You likely read this week that The Guardian sued Rubicon Project in a noteworthy ad tech case. The premise of the suit is that Rubicon overcharged The Guardian. All told, only a few million dollars are at play, which is financially immaterial for either company, and it is actually likely that The Guardian will lose, but this is a very important case given the importance of market perception here. We will discuss all of this below.
The issue in the case is potentially undisclosed "buy-side" fees. For an SSP like Rubicon, the normal way it would make its money is a revue share with the publisher. The largest SSPs generally have fixed, contractual revshares - meaning they specify a certain percentage that they will take. For the sake of argument, let's say it's 20% for the SSP. In a standard second-price auction, if the first bid is $10.00 and the second bid is $0.99, then the auction clears at $1.00. The publisher would make $1.00 * 0.8 and the SSP would make $1.00 * 0.2. So it stands that the publisher may not make less than $0.80 in this auction - but can the SSP make more than $0.20? Well if it charges the buyer $2.00, because it's indicated it is willing to pay up to $10, then the SSP now makes $1.20 and the publisher makes the same $0.80. The extra $1.00 is a "buy-side fee" - meaning it doesn't change what the publisher was entitled to and theoretically is only incurred on the buy-side.
Buy-side fees are, in fact, disclosed in the Rubicon publisher contract, though they are not specified. The Guardian conducted test campaigns recently where it purchased its own inventory and evaluated what percent of the media cost it received. If you assume a fixed and transparent DSP revenue share (this is questionable), and The Guardian purchased its own inventory in the above scenario, it would have seen a decidedly lower percent revshare than it had in its contract and likely been sufficiently irritated to file this lawsuit. But because the buy-side fees are in the contract, it's unclear what the merits of this case are.
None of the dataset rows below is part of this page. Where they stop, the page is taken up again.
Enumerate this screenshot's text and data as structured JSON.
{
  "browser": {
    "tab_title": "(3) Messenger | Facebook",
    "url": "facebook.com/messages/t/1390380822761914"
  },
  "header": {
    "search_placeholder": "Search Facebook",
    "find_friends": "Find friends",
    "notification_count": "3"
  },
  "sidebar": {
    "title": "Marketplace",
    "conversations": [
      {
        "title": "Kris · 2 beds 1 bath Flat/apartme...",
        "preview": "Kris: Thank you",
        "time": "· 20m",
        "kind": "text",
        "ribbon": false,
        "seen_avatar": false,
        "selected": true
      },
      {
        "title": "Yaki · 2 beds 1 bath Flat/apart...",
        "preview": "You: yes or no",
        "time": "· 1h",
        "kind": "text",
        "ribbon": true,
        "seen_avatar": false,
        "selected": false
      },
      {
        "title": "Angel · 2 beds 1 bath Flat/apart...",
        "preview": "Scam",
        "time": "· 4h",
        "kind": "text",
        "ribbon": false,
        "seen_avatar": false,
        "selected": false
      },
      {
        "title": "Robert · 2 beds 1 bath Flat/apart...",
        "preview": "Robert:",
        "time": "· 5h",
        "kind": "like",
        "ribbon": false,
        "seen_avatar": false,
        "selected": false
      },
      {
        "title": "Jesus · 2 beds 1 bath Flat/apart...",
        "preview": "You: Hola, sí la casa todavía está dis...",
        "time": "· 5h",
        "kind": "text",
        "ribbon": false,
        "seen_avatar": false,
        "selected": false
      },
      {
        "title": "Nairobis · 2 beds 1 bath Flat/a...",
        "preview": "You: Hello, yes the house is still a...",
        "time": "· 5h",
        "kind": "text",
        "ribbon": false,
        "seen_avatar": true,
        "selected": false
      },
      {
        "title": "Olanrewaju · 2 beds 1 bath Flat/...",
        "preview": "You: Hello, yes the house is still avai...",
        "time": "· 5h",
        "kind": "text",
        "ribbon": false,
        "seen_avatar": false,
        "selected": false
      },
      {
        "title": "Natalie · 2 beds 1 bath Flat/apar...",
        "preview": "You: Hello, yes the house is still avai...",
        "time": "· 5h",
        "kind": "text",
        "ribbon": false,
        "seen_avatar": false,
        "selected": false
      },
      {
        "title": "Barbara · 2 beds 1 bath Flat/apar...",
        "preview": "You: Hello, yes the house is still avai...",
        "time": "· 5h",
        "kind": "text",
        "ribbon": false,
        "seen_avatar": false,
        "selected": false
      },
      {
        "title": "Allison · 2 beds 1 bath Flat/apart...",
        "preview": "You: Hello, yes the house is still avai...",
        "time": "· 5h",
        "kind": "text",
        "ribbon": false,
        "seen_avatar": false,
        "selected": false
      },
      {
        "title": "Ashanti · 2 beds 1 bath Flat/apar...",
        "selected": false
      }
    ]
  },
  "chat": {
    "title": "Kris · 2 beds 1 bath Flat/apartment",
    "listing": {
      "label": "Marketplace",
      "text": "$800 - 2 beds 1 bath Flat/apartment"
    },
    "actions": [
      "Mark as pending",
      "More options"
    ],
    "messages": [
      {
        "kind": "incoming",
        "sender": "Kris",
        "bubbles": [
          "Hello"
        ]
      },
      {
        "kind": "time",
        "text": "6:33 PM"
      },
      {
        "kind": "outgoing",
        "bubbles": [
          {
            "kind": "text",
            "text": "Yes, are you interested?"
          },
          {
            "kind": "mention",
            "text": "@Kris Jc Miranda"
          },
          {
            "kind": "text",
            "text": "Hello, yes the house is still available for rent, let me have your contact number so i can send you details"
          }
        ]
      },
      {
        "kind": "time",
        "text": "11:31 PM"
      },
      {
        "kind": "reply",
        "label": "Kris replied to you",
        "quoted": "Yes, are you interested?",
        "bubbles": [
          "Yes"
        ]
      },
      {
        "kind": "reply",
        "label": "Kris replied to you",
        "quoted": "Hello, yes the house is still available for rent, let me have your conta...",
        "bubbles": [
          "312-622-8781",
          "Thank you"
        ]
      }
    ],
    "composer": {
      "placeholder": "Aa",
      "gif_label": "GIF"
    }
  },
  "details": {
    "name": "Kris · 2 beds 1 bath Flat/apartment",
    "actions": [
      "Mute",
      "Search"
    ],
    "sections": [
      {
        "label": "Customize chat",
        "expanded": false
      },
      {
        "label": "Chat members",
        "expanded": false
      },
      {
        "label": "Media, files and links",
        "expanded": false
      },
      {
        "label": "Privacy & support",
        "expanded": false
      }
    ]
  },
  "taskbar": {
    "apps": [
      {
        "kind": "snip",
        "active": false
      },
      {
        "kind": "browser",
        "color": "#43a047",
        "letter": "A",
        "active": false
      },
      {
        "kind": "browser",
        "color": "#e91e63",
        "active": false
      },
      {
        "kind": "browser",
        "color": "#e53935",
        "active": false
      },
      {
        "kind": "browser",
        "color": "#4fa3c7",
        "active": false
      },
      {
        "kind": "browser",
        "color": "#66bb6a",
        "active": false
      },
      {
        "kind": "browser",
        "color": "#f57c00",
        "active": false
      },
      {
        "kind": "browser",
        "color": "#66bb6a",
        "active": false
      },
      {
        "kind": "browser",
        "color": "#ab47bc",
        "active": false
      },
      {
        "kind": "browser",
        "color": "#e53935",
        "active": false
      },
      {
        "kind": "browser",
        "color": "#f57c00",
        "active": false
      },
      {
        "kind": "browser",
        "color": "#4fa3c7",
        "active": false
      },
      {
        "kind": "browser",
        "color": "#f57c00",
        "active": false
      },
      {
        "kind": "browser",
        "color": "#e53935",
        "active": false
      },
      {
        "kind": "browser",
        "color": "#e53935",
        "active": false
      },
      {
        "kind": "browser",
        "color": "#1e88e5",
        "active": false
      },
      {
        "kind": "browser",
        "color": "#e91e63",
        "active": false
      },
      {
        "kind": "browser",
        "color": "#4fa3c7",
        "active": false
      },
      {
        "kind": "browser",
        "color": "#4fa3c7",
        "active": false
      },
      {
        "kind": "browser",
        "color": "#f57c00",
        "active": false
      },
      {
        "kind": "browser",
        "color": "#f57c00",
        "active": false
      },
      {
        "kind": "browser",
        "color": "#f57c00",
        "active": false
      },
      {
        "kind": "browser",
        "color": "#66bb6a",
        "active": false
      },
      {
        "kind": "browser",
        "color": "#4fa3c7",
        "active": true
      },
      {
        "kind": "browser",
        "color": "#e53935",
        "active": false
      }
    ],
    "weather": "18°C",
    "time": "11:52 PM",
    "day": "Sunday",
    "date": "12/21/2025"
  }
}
Two high-profile players in the ad tech space litigating fees means that these practices will be brought to the forefront. Major SSPs, with only a couple exceptions (I can only think of Index and maybe OpenX), take buy-side fees - meaning it's not a one-off situation. It is likely that The Guardian was aware of the contractual terms allowing Rubicon to take a buy-side fee before this suit was filed (lawyers should actually read the contracts before filing a lawsuit), and either wanted to take a "pound of flesh" by shaming Rubicon publicly - as it has done - or tried to settle in private with the threat of public shaming, which is now being effected.
In the example given above, the theory is that the publisher isn't hurt because they're given all the money that they're "entitled to" (the second price) and that the rest of the fee is just borne by the buy-side. This is incorrect for a few reasons. First, there is only a finite total RTB budget for display ads. This is between 1) fixed-revenue campaigns, where a certain dollar budget is allocated, and so every extra dollar taken by an SSP comes out of dollars that could have gone to publisher's pocket in subsequent impressions, and 2) performance campaigns, where the DSP will buy as long as performance metrics are hit - so higher costs mean lower performance, which means less spend. In both cases, the money is indirectly coming out of the publisher's pocket, but it's sufficiently obfuscated and not explicitly causal. In many cases, the auctions are for header bidding or other competitive impressions. This means that a higher buy-side fee might also result in a lower bid submitted to the header (v the SSP using that higher amount as the bid), with a lower win rate and a lower overall yield.
It is likely that at least some publishers that sign or re-sign with Rubicon will have serious discussions about buy-side fees going forward. As an aside, Wall Street is particularly sour on Rubicon. Their valuation is $300M at the time of this writing and they have $200M of cash. This means that the value of the going concern is only $100M despite revenues of $227M on a global platform spend of $1B. This basically means that investors believe Rubicon's current value proposition will fade away. Just a year ago, Rubicon was valued at around $1B, but a series of missteps have materially undermined the company. This lawsuit - more than its direct impact, means that its margins may face more pressure from its customers - will not help. Compounding this issue, companies like Rubicon will face margin pressure through header bidding (Rubicon states that it is the most installed header bidding buyer - not wrapper - though being the header buyer is arguably where the actual value lies) and a march towards first price auctions. This means that Rubicon et al will likely have to restructure themselves to be able to be successful in a lower margin environment.
Every company in the ad tech space, TripleLift included, is on a relentless march towards ever-improving efficiency and differentiation. Ultimately, companies need a differentiated product and a way to drive value for all their constituents - or they will lose their customers. This case shows the cracks developing when these requirements are not being met - publishers are beginning to demand improved margins for commoditized products. TripleLift differentiates through unique and optimized placements, whereas Rubicon's value prop will likely increasingly become the part of its business that is less easily commoditized - PMPs and the sales force that it equips to help its publishers actually improve their revenue, and whatever else it comes up with. We should expect to see more ad tech companies develop unique value props and move away from being pure intermediaries.